The relentless increase in legislation and regulations designed to manage the private rented sector means that local councils need ever-increasing funds to confront rogue landlords.
In recognition of the funding required to monitor and to hold criminal landlords to account the government has made available an extra £4million in what it describes as “a crackdown on criminal landlords”, according to a report by the Residential Landlords’ Association (RLA) on the 4th of November.
Although the new funding comes on top of the £2million that was provided to local authorities for similar purposes last year, the RLA complains that the sums are woefully inadequate.
The RLA insists that it is fully behind the government’s pledge to help root out rogue landlords and to prosecute their crimes.
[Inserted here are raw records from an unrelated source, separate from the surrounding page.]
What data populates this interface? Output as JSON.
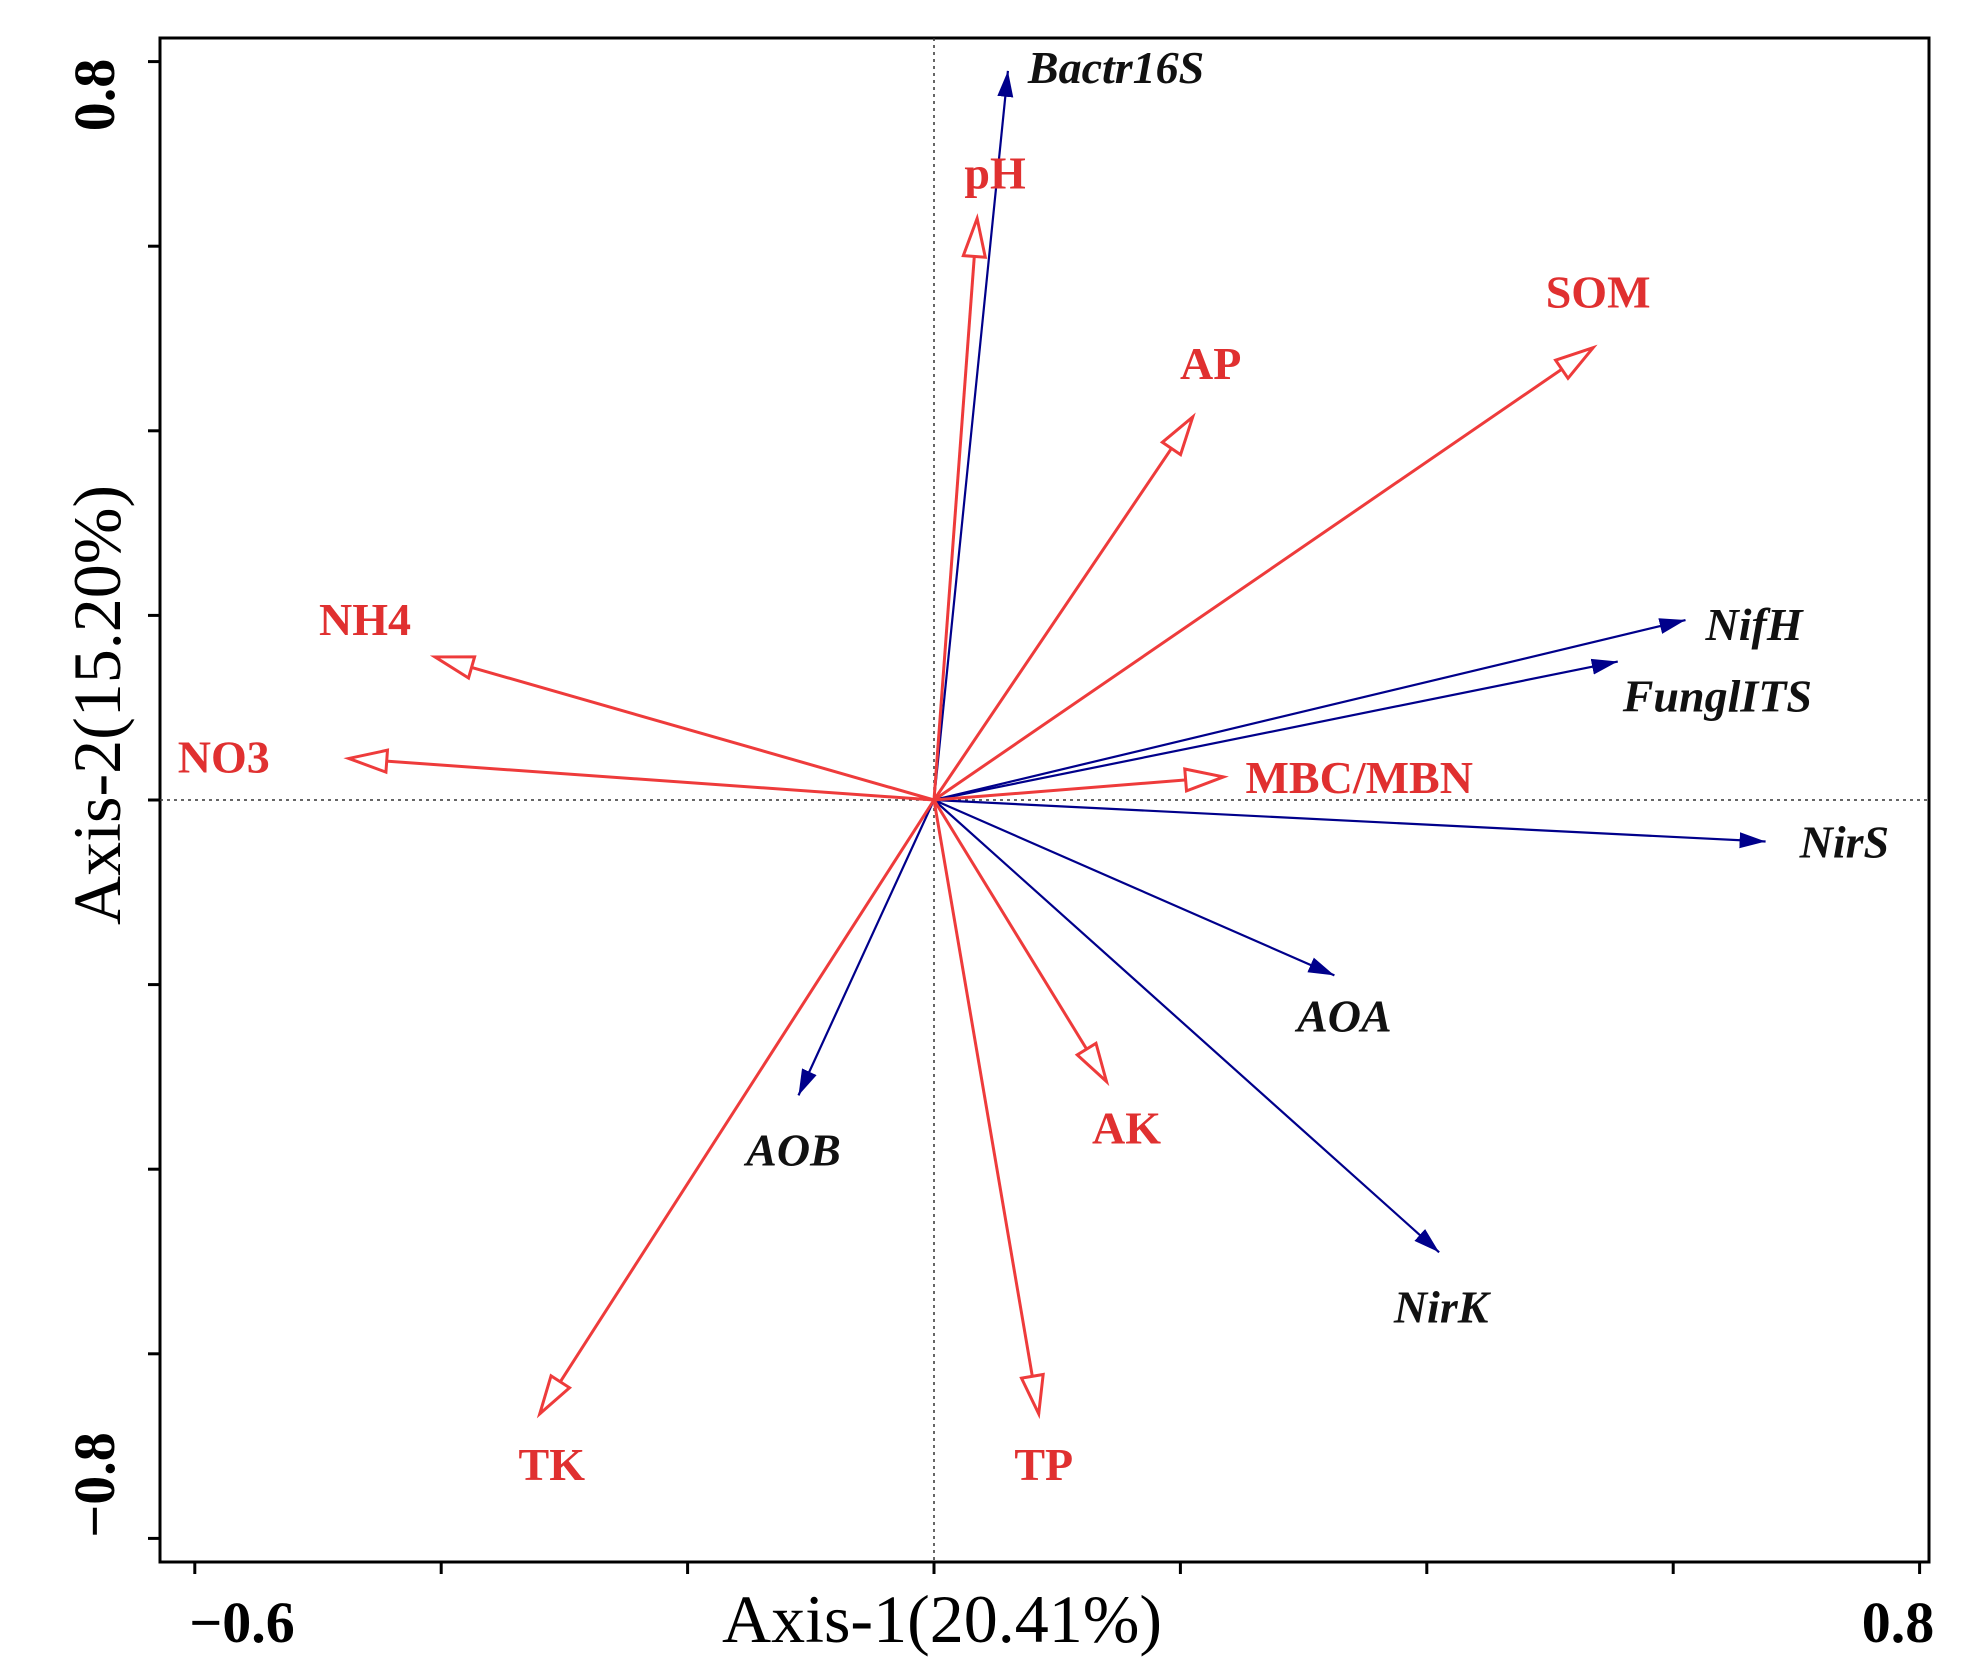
{
  "chart_data": {
    "type": "biplot",
    "x_axis": {
      "title": "Axis-1(20.41%)",
      "range": [
        -0.6,
        0.8
      ],
      "tick_labels": [
        "−0.6",
        "0.8"
      ],
      "minor_ticks": [
        -0.6,
        -0.4,
        -0.2,
        0.0,
        0.2,
        0.4,
        0.6,
        0.8
      ]
    },
    "y_axis": {
      "title": "Axis-2(15.20%)",
      "range": [
        -0.8,
        0.8
      ],
      "tick_labels": [
        "0.8",
        "−0.8"
      ],
      "minor_ticks": [
        -0.8,
        -0.6,
        -0.4,
        -0.2,
        0.0,
        0.2,
        0.4,
        0.6,
        0.8
      ]
    },
    "reference_lines": {
      "x": 0.0,
      "y": 0.0,
      "style": "dotted"
    },
    "colors": {
      "environmental": "#ee3b3b",
      "environmental_text": "#e03030",
      "species": "#00008b",
      "species_text": "#111111",
      "frame": "#000000"
    },
    "environmental_vectors": [
      {
        "name": "pH",
        "x": 0.035,
        "y": 0.63
      },
      {
        "name": "SOM",
        "x": 0.535,
        "y": 0.49
      },
      {
        "name": "AP",
        "x": 0.21,
        "y": 0.415
      },
      {
        "name": "NH4",
        "x": -0.405,
        "y": 0.155
      },
      {
        "name": "NO3",
        "x": -0.475,
        "y": 0.045
      },
      {
        "name": "MBC/MBN",
        "x": 0.235,
        "y": 0.025
      },
      {
        "name": "AK",
        "x": 0.14,
        "y": -0.305
      },
      {
        "name": "TK",
        "x": -0.32,
        "y": -0.665
      },
      {
        "name": "TP",
        "x": 0.085,
        "y": -0.665
      }
    ],
    "species_vectors": [
      {
        "name": "Bactr16S",
        "x": 0.06,
        "y": 0.79
      },
      {
        "name": "NifH",
        "x": 0.61,
        "y": 0.195
      },
      {
        "name": "FunglITS",
        "x": 0.555,
        "y": 0.15
      },
      {
        "name": "NirS",
        "x": 0.675,
        "y": -0.045
      },
      {
        "name": "AOA",
        "x": 0.325,
        "y": -0.19
      },
      {
        "name": "NirK",
        "x": 0.41,
        "y": -0.49
      },
      {
        "name": "AOB",
        "x": -0.11,
        "y": -0.32
      }
    ]
  }
}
Instead of increasing the raft of legislation and regulation designed to achieve this, however, the landlords’ pressure group says that more serious funding is needed to enforce the existing rules.
Ad-hoc and piecemeal funding is insufficient, says the RLA, which is calling for a comprehensive, ongoing budget from which councils can draw the funds necessary to detect and prosecute criminal landlords.
With sufficient year on year funding such as this, local authorities might be in a position to root out the criminal elements. But more than that, adequate funding may also provide much-needed ongoing support for the vast majority of law-abiding landlords who respect the network of regulations and legislation which define the environment in which they are running their businesses.
That, of course, requires a sufficient number of locally employed enforcement officers on the ground.